Upaya Penerjemahan dan Penafsiran Al-Qur’an
Upaya-upaya untuk mengetahui isi dan
maksud Al Qur’an telah menghasilkan proses penerjemahan (literal) dan
penafsiran (lebih dalam, mengupas makna) dalam berbagai bahasa. Namun demikian
hasil usaha tersebut dianggap sebatas usaha manusia dan bukan usaha untuk
menduplikasi atau menggantikan teks yang asli dalam bahasa Arab. Kedudukan
terjemahan dan tafsir yang dihasilkan tidak sama dengan Al-Qur’an itu sendiri.
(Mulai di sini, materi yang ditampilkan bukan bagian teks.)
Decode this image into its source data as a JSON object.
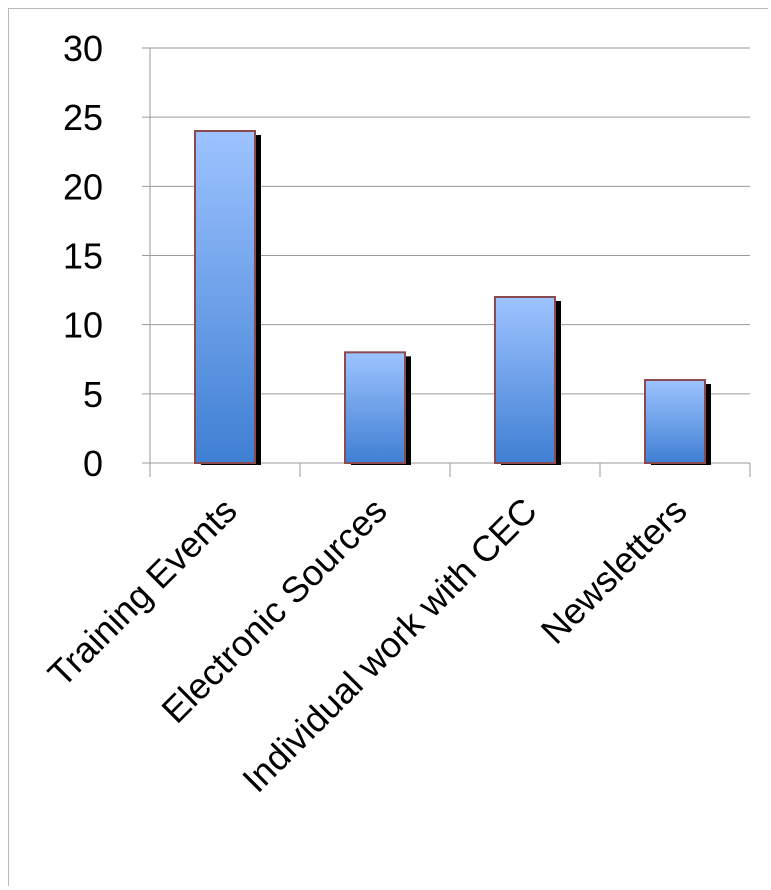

Terjemahan Al-Qur’an adalah hasil
usaha penerjemahan secara literal teks Al-Qur’an yang tidak dibarengi dengan
usaha interpretasi lebih jauh. Terjemahan secara literal tidak boleh dianggap
sebagai arti sesungguhnya dari Al-Qur’an. Sebab Al-Qur’an menggunakan suatu
lafazh dengan berbagai gaya
dan untuk suatu maksud yang bervariasi; terkadang untuk arti hakiki, terkadang
pula untuk arti majazi (kiasan) atau arti dan maksud lainnya.
Upaya penafsiran Al-Qur’an telah
berkembang sejak semasa hidupnya Nabi Muhammad, saat itu para sahabat tinggal
menanyakan kepada sang Nabi jika memerlukan penjelasan atas ayat tertentu.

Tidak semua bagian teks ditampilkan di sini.